Nearly one third of Australians consider a career change as pandemic upends professional future

Morneau Shepell's Mental Health Index™ for November continues to trend below the pre-pandemic benchmark, led by declining optimism and an increase in anxiety

MELBOURNE, December 9, 2020 – Morneau Shepell, a leading provider of total wellbeing, mental health and digital mental health services, today released its monthly Mental Health Index™ report, revealing a consistent trend of negative mental health among Australians for the eighth consecutive month. The findings show that pervasive feelings of anxiety and declining optimism continue to impact the wellbeing of Australians.

The Mental Health Index™ score is -11.1, which is slightly better than October (-11.3) and the highest mental health score since the inception of the Index in April 2020 when it was -17.0. The score measures the improvement or decline in mental health from the pre-2020 benchmark of 75. The Index also tracks sub-scores against the benchmark, measuring financial risk (4.4), psychological health (-4.3), isolation (-11.1), depression (-12.3), workplace productivity (-12.3), optimism (-12.8) and anxiety (-13.0). When compared to the previous month, work productivity, depression, isolation and financial risk showed improvement, but feelings of anxiety and optimism continued to trend downward. Levels of work productivity and financial risk reached their highest point since the inception of the Index.

“As we continue to curb the spread of COVID-19, it is encouraging to see that some aspects of Australians’ mental health are improving, but there is still more we can do to improve mental health scores, which are still well below pre-pandemic levels,” said Jamie MacLennan, managing director, Australia and APAC. “Today, the working population feels as distressed as the most distressed one per cent of Australians prior to the pandemic. Employers must continue to take a proactive and thoughtful approach in expressing support, while also providing the resources that Australians need to navigate their day-to-day lives while under immense mental pressure.”

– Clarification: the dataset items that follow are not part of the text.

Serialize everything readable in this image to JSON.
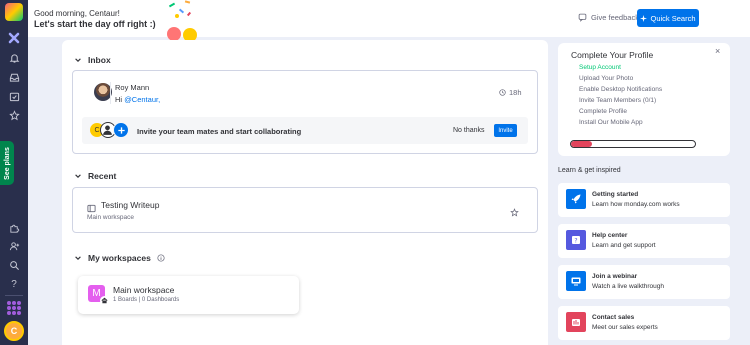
{
  "header": {
    "greeting": "Good morning, Centaur!",
    "tagline": "Let's start the day off right :)",
    "feedback_label": "Give feedback",
    "search_label": "Quick Search"
  },
  "sidebar": {
    "see_plans_label": "See plans",
    "avatar_initial": "C",
    "help_glyph": "?"
  },
  "inbox": {
    "title": "Inbox",
    "sender": "Roy Mann",
    "greeting_word": "Hi",
    "mention": "@Centaur,",
    "time": "18h",
    "invite_text": "Invite your team mates and start collaborating",
    "no_thanks": "No thanks",
    "invite_button": "Invite",
    "invite_avatar_initial": "C"
  },
  "recent": {
    "title": "Recent",
    "item_title": "Testing Writeup",
    "item_workspace": "Main workspace"
  },
  "workspaces": {
    "title": "My workspaces",
    "name": "Main workspace",
    "badge_letter": "M",
    "meta": "1 Boards | 0 Dashboards"
  },
  "profile": {
    "title": "Complete Your Profile",
    "close_glyph": "×",
    "items": [
      {
        "label": "Setup Account",
        "done": true
      },
      {
        "label": "Upload Your Photo",
        "done": false
      },
      {
        "label": "Enable Desktop Notifications",
        "done": false
      },
      {
        "label": "Invite Team Members (0/1)",
        "done": false
      },
      {
        "label": "Complete Profile",
        "done": false
      },
      {
        "label": "Install Our Mobile App",
        "done": false
      }
    ],
    "progress": 0.17
  },
  "learn": {
    "title": "Learn & get inspired",
    "cards": [
      {
        "title": "Getting started",
        "subtitle": "Learn how monday.com works",
        "color": "#0073ea",
        "icon": "rocket-icon"
      },
      {
        "title": "Help center",
        "subtitle": "Learn and get support",
        "color": "#5559df",
        "icon": "help-center-icon"
      },
      {
        "title": "Join a webinar",
        "subtitle": "Watch a live walkthrough",
        "color": "#0073ea",
        "icon": "webinar-icon"
      },
      {
        "title": "Contact sales",
        "subtitle": "Meet our sales experts",
        "color": "#e2445c",
        "icon": "sales-icon"
      }
    ]
  },
  "colors": {
    "rail": "#292f4c",
    "primary": "#0073ea",
    "done": "#00c875",
    "progress": "#e2445c"
  }
}
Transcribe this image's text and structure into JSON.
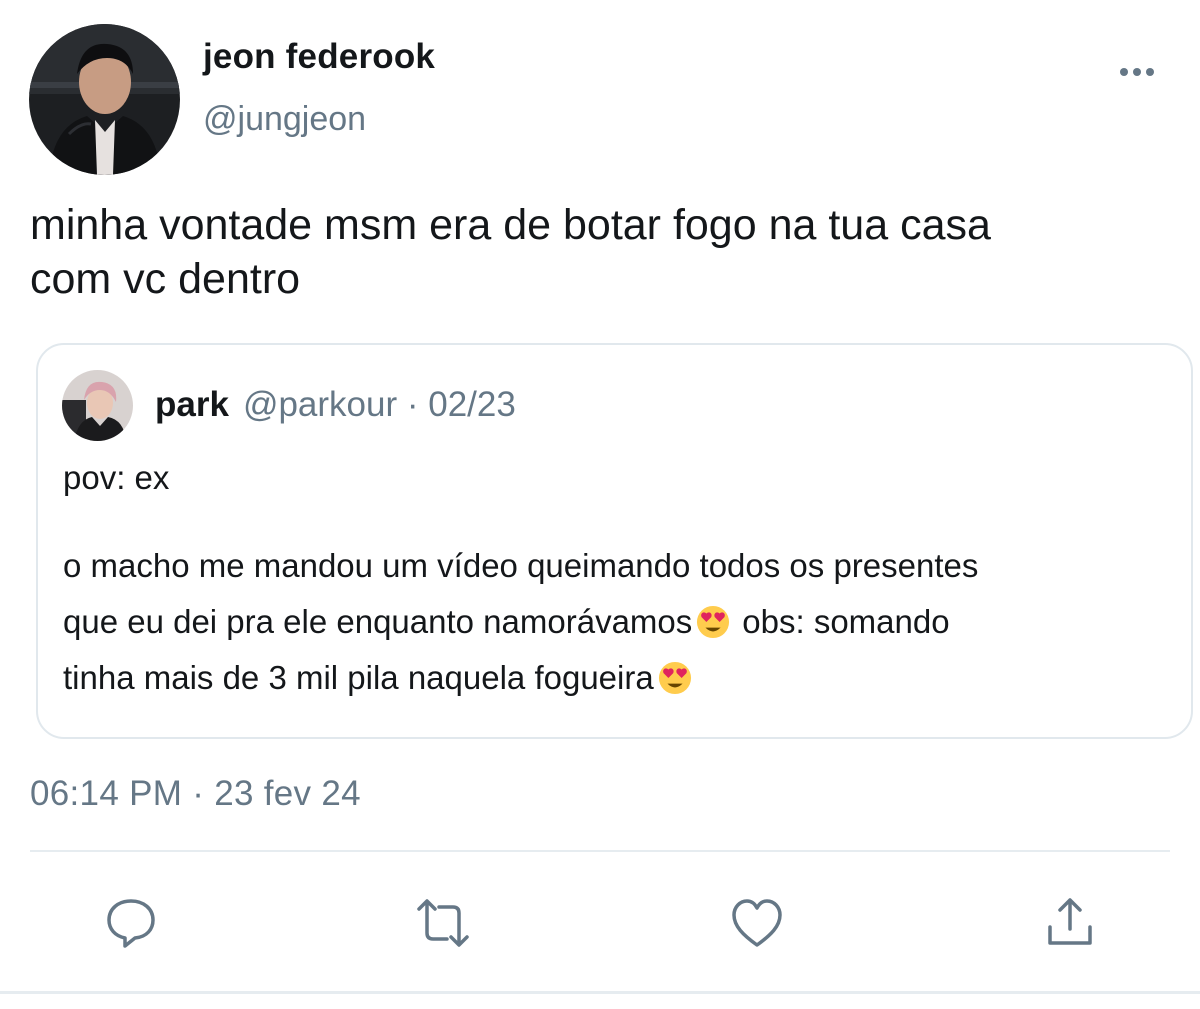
{
  "author": {
    "display_name": "jeon federook",
    "handle": "@jungjeon"
  },
  "tweet": {
    "text": "minha vontade msm era de botar fogo na tua casa\ncom vc dentro",
    "timestamp": "06:14 PM · 23 fev 24"
  },
  "quoted_tweet": {
    "display_name": "park",
    "handle_date": "@parkour · 02/23",
    "line1": "pov: ex",
    "line2": "o macho me mandou um vídeo queimando todos os presentes",
    "line3a": "que eu dei pra ele enquanto namorávamos",
    "line3b": "obs: somando",
    "line4": "tinha mais de 3 mil pila naquela fogueira",
    "emoji": "smiling-face-with-heart-eyes"
  },
  "icons": {
    "more": "more-horizontal-icon",
    "reply": "reply-icon",
    "retweet": "retweet-icon",
    "like": "heart-icon",
    "share": "share-icon"
  },
  "colors": {
    "primary_text": "#14171a",
    "secondary_text": "#657786",
    "border": "#e1e8ed",
    "emoji_yellow": "#ffcc4d",
    "emoji_heart": "#e0245e"
  }
}
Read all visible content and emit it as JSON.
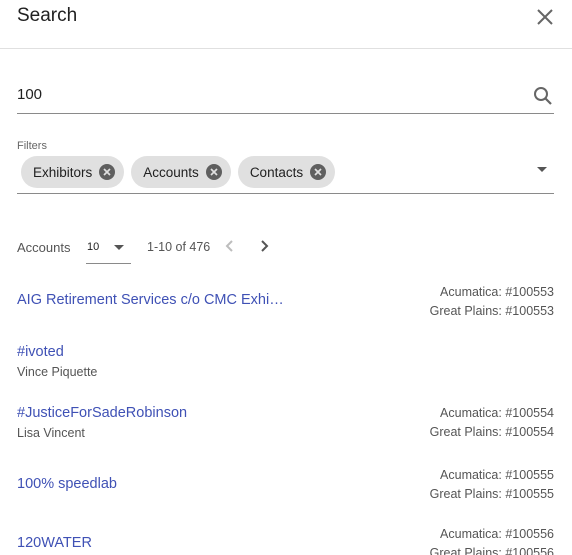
{
  "header": {
    "title": "Search"
  },
  "search": {
    "value": "100"
  },
  "filters": {
    "label": "Filters",
    "chips": [
      "Exhibitors",
      "Accounts",
      "Contacts"
    ]
  },
  "pager": {
    "label": "Accounts",
    "page_size": "10",
    "range": "1-10 of 476"
  },
  "results": [
    {
      "name": "AIG Retirement Services c/o CMC Exhi…",
      "contact": "",
      "ids": [
        "Acumatica: #100553",
        "Great Plains: #100553"
      ]
    },
    {
      "name": "#ivoted",
      "contact": "Vince Piquette",
      "ids": []
    },
    {
      "name": "#JusticeForSadeRobinson",
      "contact": "Lisa Vincent",
      "ids": [
        "Acumatica: #100554",
        "Great Plains: #100554"
      ]
    },
    {
      "name": "100% speedlab",
      "contact": "",
      "ids": [
        "Acumatica: #100555",
        "Great Plains: #100555"
      ]
    },
    {
      "name": "120WATER",
      "contact": "",
      "ids": [
        "Acumatica: #100556",
        "Great Plains: #100556"
      ]
    }
  ],
  "colors": {
    "link": "#3f51b5",
    "chip_bg": "#e0e0e0",
    "divider": "#e0e0e0"
  }
}
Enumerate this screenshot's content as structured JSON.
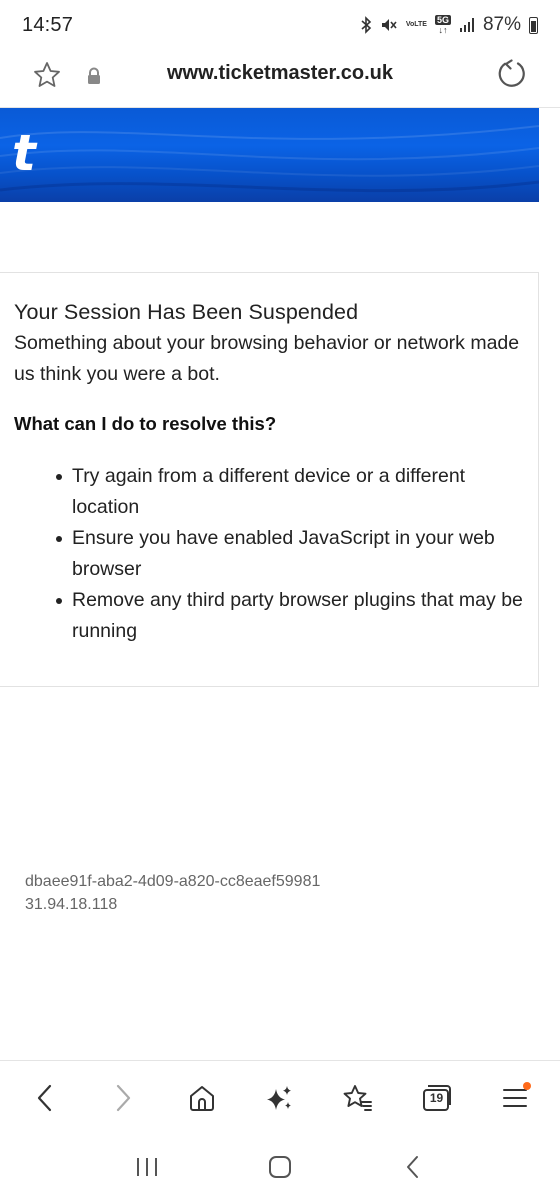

Many Australians consider changing careers, despite their employers handling the pandemic well
The pandemic has created both challenges and opportunities for Australians, leading many to consider the future of their personal and professional lives and, in some instances, a change in employment. Overall, 29 per cent of respondents indicated that the pandemic has led them to consider a job or career change. Forty-one per cent of respondents under the age of 40 said they are considering a job/career change, compared to only 17 per cent of respondents over the age of 50 who indicated the same. Additionally, 20 per cent said they are undecided, suggesting a greater proportion of workers may be at risk of turnover.

Since the pandemic started, 14 per cent indicated that their view of their employer worsened and 15 per cent indicated that it became more positive. The majority of employees (71 per cent) believe that their employers are handling health and safety well, compared to only seven per cent of employees that believe it’s been poorly handled. Similarly, 66 per cent of employees believe their employer is handling the use of technology well, 58 per cent of employees believe their employer is handling flexible work hours well and 49 per cent of employees believe their employer is handling work-from-home policies well.

“Our Mental Health Index™ shows that Australians are feeling relatively balanced toward their employers when compared to before the pandemic. It’s encouraging to see that many Australians are reporting improvements in their mental wellbeing, however, the working population is still trending far below the pre-pandemic benchmark,” said Paula Allen, global leader, research and total wellbeing. “Employers must disregard the temptation to pull back when it comes to regular communication with employees as their general psychological health improves. It is essential that organizations continuously look for opportunities to better engage with working Australians, particularly around work from home policies and the promotion of resources.”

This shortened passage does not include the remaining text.